In an age where the written word — through email, text and social media — can seem to rule, the spoken word has a special place because it is through personal conversation that “you’re interacting with the whole person, making a face-to-face connection,” Deacon Schneider said.
Inspired by the role Ananias played in St. Paul’s journey to Christ, the Ananias Training helps participants listen lovingly to someone’s real questions and opinions about God in order to guide the discovery of how God is present and active in a person’s life, talk about their relationship with God, share how they came to be a disciple of Jesus and share Jesus’ own story in response to the spiritual hunger of another.
There are nine participants in the Ananias Training; selected active parishioners of the Middlebury church and St. Bernadette Church in Bridport were invited to participate in the fall/spring program.
They discuss the three journeys “everyone is on,” Deacon Schneider said: personal relationship with Jesus, sacramental and practice. “Everyone is on a different place in all of them.”
Jonathan Connor, a parishioner of St. Bernadette Church, has seen many people slowly leave the Church. “I joined the [Ananias] program because I was hoping it would give me some guidelines on how to be better at evangelizing to those who no longer feel the need to attend church,” he said. “So far the program has been helpful in teaching us to be better at listening to the person we are talking to and asking the right questions that may help them think about their own spiritual journey. The program has also made us look into our own spiritual journey and show us how God has worked in our lives.”
He hopes to be an instrument God uses in helping them progress along that spiritual journey and find the joy and the peace that comes from being a part of His Church.

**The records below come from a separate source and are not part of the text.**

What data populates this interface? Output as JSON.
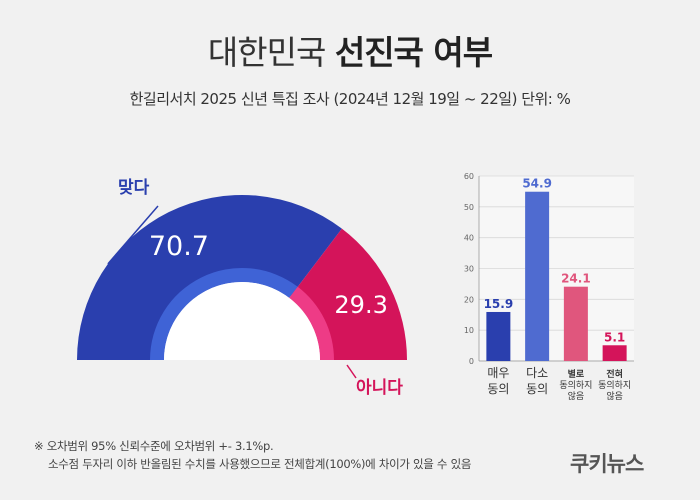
{
  "title_light": "대한민국",
  "title_bold": "선진국 여부",
  "subtitle": "한길리서치 2025 신년 특집 조사 (2024년 12월 19일 ~ 22일) 단위: %",
  "colors": {
    "yes": "#2a3fae",
    "no": "#d4145a",
    "bar1": "#2a3fae",
    "bar2": "#4f6bd0",
    "bar3": "#e0567d",
    "bar4": "#d4145a"
  },
  "chart_data": [
    {
      "type": "pie",
      "variant": "semicircle",
      "slices": [
        {
          "label": "맞다",
          "value": 70.7,
          "value_label": "70.7",
          "color": "#2a3fae"
        },
        {
          "label": "아니다",
          "value": 29.3,
          "value_label": "29.3",
          "color": "#d4145a"
        }
      ]
    },
    {
      "type": "bar",
      "categories": [
        [
          "매우",
          "동의"
        ],
        [
          "다소",
          "동의"
        ],
        [
          "별로",
          "동의하지",
          "않음"
        ],
        [
          "전혀",
          "동의하지",
          "않음"
        ]
      ],
      "values": [
        15.9,
        54.9,
        24.1,
        5.1
      ],
      "value_labels": [
        "15.9",
        "54.9",
        "24.1",
        "5.1"
      ],
      "colors": [
        "#2a3fae",
        "#4f6bd0",
        "#e0567d",
        "#d4145a"
      ],
      "ylim": [
        0,
        60
      ],
      "yticks": [
        0,
        10,
        20,
        30,
        40,
        50,
        60
      ],
      "grid": true
    }
  ],
  "footnote": {
    "line1": "※ 오차범위 95% 신뢰수준에 오차범위 +- 3.1%p.",
    "line2": "소수점 두자리 이하 반올림된 수치를 사용했으므로 전체합계(100%)에 차이가 있을 수 있음"
  },
  "logo": "쿠키뉴스"
}
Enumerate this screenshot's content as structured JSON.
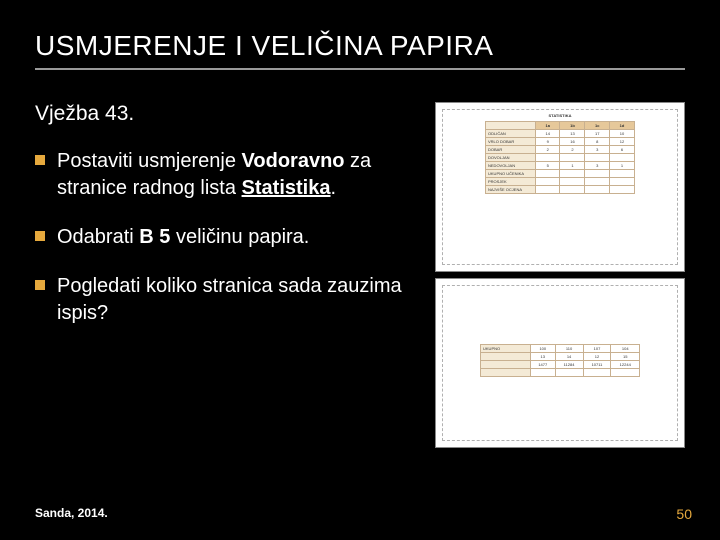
{
  "slide": {
    "title": "USMJERENJE I VELIČINA PAPIRA",
    "subtitle": "Vježba 43.",
    "bullets": [
      {
        "pre": "Postaviti usmjerenje ",
        "strong": "Vodoravno",
        "mid": " za stranice radnog lista ",
        "strong2": "Statistika",
        "post": "."
      },
      {
        "pre": "Odabrati ",
        "strong": "B 5",
        "mid": " veličinu papira.",
        "strong2": "",
        "post": ""
      },
      {
        "pre": "Pogledati koliko stranica sada zauzima ispis?",
        "strong": "",
        "mid": "",
        "strong2": "",
        "post": ""
      }
    ],
    "footer_left": "Sanda, 2014.",
    "page_number": "50",
    "colors": {
      "background": "#000000",
      "text": "#ffffff",
      "accent": "#e6a93d",
      "rule": "#9a9a9a"
    },
    "preview": {
      "caption": "STATISTIKA",
      "table1": {
        "headers": [
          "",
          "1a",
          "1b",
          "1c",
          "1d"
        ],
        "rows": [
          [
            "ODLIČAN",
            "14",
            "13",
            "17",
            "10"
          ],
          [
            "VRLO DOBAR",
            "9",
            "16",
            "8",
            "12"
          ],
          [
            "DOBAR",
            "2",
            "2",
            "3",
            "6"
          ],
          [
            "DOVOLJAN",
            "",
            "",
            "",
            ""
          ],
          [
            "NEDOVOLJAN",
            "5",
            "1",
            "3",
            "1"
          ],
          [
            "UKUPNO UČENIKA",
            "",
            "",
            "",
            ""
          ],
          [
            "PROSJEK",
            "",
            "",
            "",
            ""
          ],
          [
            "NAJVIŠE OCJENA",
            "",
            "",
            "",
            ""
          ]
        ]
      },
      "table2": {
        "rows": [
          [
            "UKUPNO",
            "100",
            "110",
            "107",
            "104"
          ],
          [
            "",
            "13",
            "14",
            "12",
            "15"
          ],
          [
            "",
            "1477",
            "11284",
            "10711",
            "12244"
          ],
          [
            "",
            "",
            "",
            "",
            ""
          ]
        ]
      }
    }
  }
}
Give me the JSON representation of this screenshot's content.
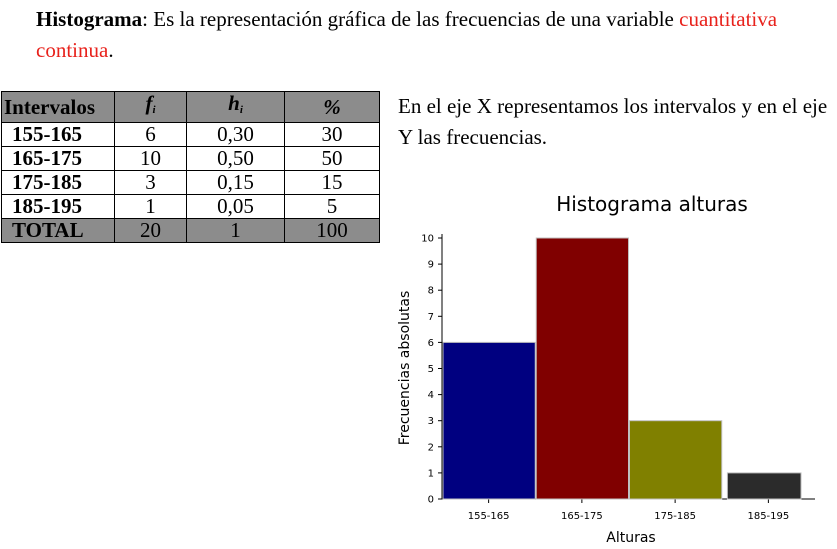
{
  "intro": {
    "term": "Histograma",
    "text": ": Es la representación gráfica de las frecuencias de una variable ",
    "highlight": "cuantitativa continua",
    "end": "."
  },
  "table": {
    "headers": [
      "Intervalos",
      "f",
      "h",
      "%"
    ],
    "header_subscripts": [
      "",
      "i",
      "i",
      ""
    ],
    "rows": [
      [
        "155-165",
        "6",
        "0,30",
        "30"
      ],
      [
        "165-175",
        "10",
        "0,50",
        "50"
      ],
      [
        "175-185",
        "3",
        "0,15",
        "15"
      ],
      [
        "185-195",
        "1",
        "0,05",
        "5"
      ]
    ],
    "total": [
      "TOTAL",
      "20",
      "1",
      "100"
    ]
  },
  "side_text": "En el eje X representamos los intervalos y en el eje Y las frecuencias.",
  "chart_data": {
    "type": "bar",
    "title": "Histograma alturas",
    "xlabel": "Alturas",
    "ylabel": "Frecuencias absolutas",
    "categories": [
      "155-165",
      "165-175",
      "175-185",
      "185-195"
    ],
    "values": [
      6,
      10,
      3,
      1
    ],
    "ylim": [
      0,
      10
    ],
    "yticks": [
      0,
      1,
      2,
      3,
      4,
      5,
      6,
      7,
      8,
      9,
      10
    ],
    "grid": false,
    "colors": [
      "#000080",
      "#800000",
      "#808000",
      "#2b2b2b"
    ]
  }
}
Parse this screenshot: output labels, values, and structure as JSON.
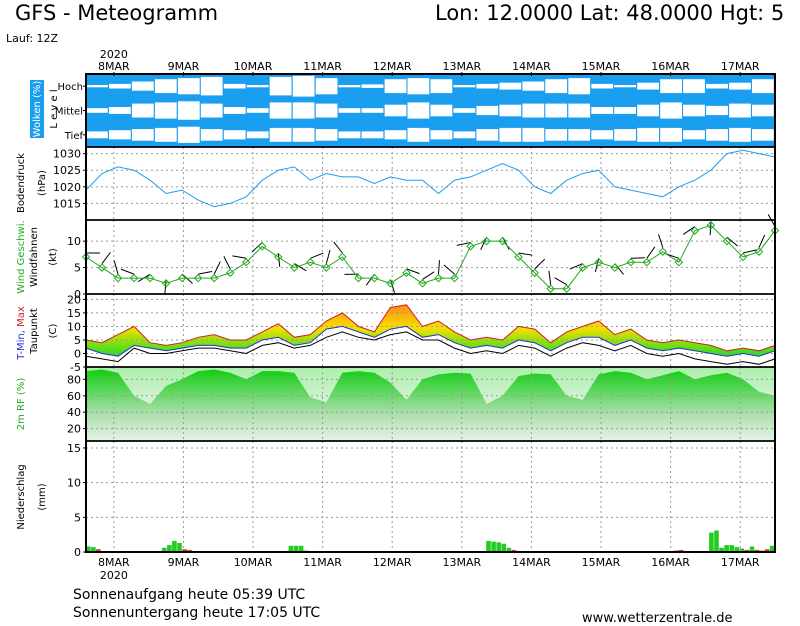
{
  "header": {
    "title": "GFS - Meteogramm",
    "location": "Lon: 12.0000 Lat: 48.0000 Hgt: 5",
    "run": "Lauf: 12Z"
  },
  "footer": {
    "sunrise": "Sonnenaufgang heute 05:39 UTC",
    "sunset": "Sonnenuntergang heute 17:05 UTC",
    "site": "www.wetterzentrale.de"
  },
  "colors": {
    "cloud_blue": "#1a9eef",
    "pressure": "#1a9eef",
    "wind_speed": "#22aa22",
    "rh_green": "#22dd22",
    "precip": "#22cc22"
  },
  "chart_data": {
    "type": "meteogram",
    "year_label": "2020",
    "days": [
      "8MAR",
      "9MAR",
      "10MAR",
      "11MAR",
      "12MAR",
      "13MAR",
      "14MAR",
      "15MAR",
      "16MAR",
      "17MAR"
    ],
    "x_start_day": 7.6,
    "x_end_day": 17.5,
    "panels": {
      "clouds": {
        "ylabel": "Wolken (%)",
        "ylabel2": "L e v e l",
        "levels": [
          "Hoch",
          "Mittel",
          "Tief"
        ],
        "coverage_high": [
          90,
          80,
          60,
          40,
          30,
          20,
          80,
          90,
          20,
          10,
          30,
          90,
          85,
          40,
          30,
          40,
          90,
          80,
          70,
          60,
          40,
          30,
          80,
          90,
          70,
          40,
          40,
          80,
          70,
          40
        ],
        "coverage_mid": [
          80,
          70,
          40,
          30,
          20,
          40,
          70,
          80,
          30,
          30,
          40,
          80,
          80,
          50,
          30,
          50,
          80,
          60,
          50,
          40,
          40,
          40,
          70,
          70,
          50,
          30,
          50,
          60,
          40,
          50
        ],
        "coverage_low": [
          70,
          60,
          50,
          40,
          30,
          50,
          60,
          70,
          40,
          40,
          50,
          70,
          70,
          60,
          40,
          60,
          70,
          50,
          40,
          40,
          50,
          50,
          60,
          50,
          40,
          40,
          60,
          50,
          40,
          50
        ]
      },
      "pressure": {
        "ylabel": "Bodendruck",
        "unit": "(hPa)",
        "ylim": [
          1010,
          1032
        ],
        "ticks": [
          1015,
          1020,
          1025,
          1030
        ],
        "values": [
          1019,
          1024,
          1026,
          1025,
          1022,
          1018,
          1019,
          1016,
          1014,
          1015,
          1017,
          1022,
          1025,
          1026,
          1022,
          1024,
          1023,
          1023,
          1021,
          1023,
          1022,
          1022,
          1018,
          1022,
          1023,
          1025,
          1027,
          1025,
          1020,
          1018,
          1022,
          1024,
          1025,
          1020,
          1019,
          1018,
          1017,
          1020,
          1022,
          1025,
          1030,
          1031,
          1030,
          1029
        ]
      },
      "wind": {
        "ylabel": "Wind Geschwi.",
        "ylabel2": "Windfahnen",
        "unit": "(kt)",
        "ylim": [
          0,
          14
        ],
        "ticks": [
          0,
          5,
          10
        ],
        "values": [
          7,
          5,
          3,
          3,
          3,
          2,
          3,
          3,
          3,
          4,
          6,
          9,
          7,
          5,
          6,
          5,
          7,
          3,
          3,
          2,
          4,
          2,
          3,
          3,
          9,
          10,
          10,
          7,
          4,
          1,
          1,
          5,
          6,
          5,
          6,
          6,
          8,
          6,
          12,
          13,
          10,
          7,
          8,
          12
        ]
      },
      "temperature": {
        "ylabel": "T-Min, Max",
        "ylabel2": "Taupunkt",
        "unit": "(C)",
        "ylim": [
          -5,
          22
        ],
        "ticks": [
          -5,
          0,
          5,
          10,
          15,
          20
        ],
        "tmax": [
          5,
          4,
          7,
          10,
          4,
          3,
          4,
          6,
          7,
          5,
          5,
          8,
          11,
          6,
          7,
          12,
          15,
          10,
          8,
          17,
          18,
          10,
          12,
          8,
          5,
          6,
          5,
          10,
          9,
          4,
          8,
          10,
          12,
          7,
          9,
          5,
          4,
          5,
          4,
          3,
          1,
          2,
          1,
          3
        ],
        "tmin": [
          2,
          0,
          -1,
          3,
          2,
          1,
          2,
          3,
          3,
          2,
          2,
          5,
          6,
          3,
          4,
          9,
          10,
          8,
          6,
          9,
          10,
          6,
          7,
          4,
          2,
          3,
          2,
          5,
          4,
          1,
          4,
          6,
          6,
          3,
          5,
          2,
          1,
          2,
          1,
          0,
          -1,
          0,
          -1,
          1
        ],
        "dewpoint": [
          -1,
          -2,
          -3,
          2,
          0,
          0,
          1,
          2,
          2,
          1,
          0,
          3,
          4,
          2,
          3,
          6,
          8,
          6,
          5,
          7,
          8,
          5,
          5,
          2,
          0,
          1,
          0,
          3,
          2,
          -1,
          2,
          4,
          3,
          1,
          3,
          0,
          -1,
          0,
          -2,
          -3,
          -4,
          -3,
          -4,
          -2
        ]
      },
      "humidity": {
        "ylabel": "2m RF (%)",
        "ylim": [
          5,
          95
        ],
        "ticks": [
          20,
          40,
          60,
          80
        ],
        "values": [
          90,
          92,
          88,
          60,
          50,
          72,
          80,
          90,
          92,
          88,
          80,
          90,
          90,
          88,
          58,
          52,
          88,
          90,
          88,
          76,
          55,
          80,
          86,
          88,
          87,
          50,
          60,
          84,
          87,
          86,
          60,
          55,
          86,
          90,
          88,
          80,
          85,
          90,
          80,
          85,
          88,
          80,
          65,
          60
        ]
      },
      "precip": {
        "ylabel": "Niederschlag",
        "unit": "(mm)",
        "ylim": [
          0,
          16
        ],
        "ticks": [
          0,
          5,
          10,
          15
        ],
        "values": [
          0.8,
          0.7,
          0.4,
          0,
          0,
          0,
          0,
          0,
          0,
          0,
          0,
          0,
          0,
          0,
          0.1,
          0.6,
          1.0,
          1.6,
          1.3,
          0.4,
          0.3,
          0.1,
          0,
          0,
          0,
          0,
          0,
          0,
          0,
          0,
          0,
          0,
          0,
          0,
          0,
          0,
          0,
          0,
          0,
          0,
          0.9,
          0.9,
          0.9,
          0.2,
          0,
          0,
          0,
          0,
          0,
          0,
          0,
          0,
          0,
          0,
          0,
          0,
          0,
          0,
          0,
          0,
          0,
          0,
          0,
          0,
          0,
          0,
          0,
          0,
          0,
          0,
          0,
          0,
          0,
          0,
          0,
          0,
          0,
          0,
          0,
          1.6,
          1.5,
          1.4,
          1.2,
          0.6,
          0.3,
          0,
          0,
          0,
          0,
          0,
          0,
          0,
          0,
          0,
          0,
          0,
          0,
          0,
          0,
          0,
          0,
          0,
          0,
          0,
          0,
          0,
          0,
          0,
          0,
          0,
          0,
          0,
          0,
          0,
          0,
          0,
          0.2,
          0.3,
          0,
          0,
          0,
          0,
          0,
          2.8,
          3.1,
          0.6,
          1.0,
          1.0,
          0.7,
          0.5,
          0.3,
          0.8,
          0.3,
          0.2,
          0.4,
          0.9
        ]
      }
    }
  }
}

The training is a 17-hour process structured in five sessions, designed to form parishioners with no previous training in “the art of spiritual accompaniment.” The training uses scripture reflections, video and facilitated discussions; its goal is to form people equipped to be Ananias to one another within the Church as well as to those in the world, within the context of one’s own charisms and personal vocation.
“This training is important because it focuses on listening — listening to the spiritual journey of the anther person,” said Father Luke Austin, pastor. “It is important to parish life because it prepares us to evangelize, important to the Church because the upcoming synod looks at how we listen within the Church and important to society in general as the training helps participants not take labels people use for themselves at face value.”
The training is a fruit of the Diocesan Synod and is funded through the generosity of the St. Bernadette Christ Our Hope donors.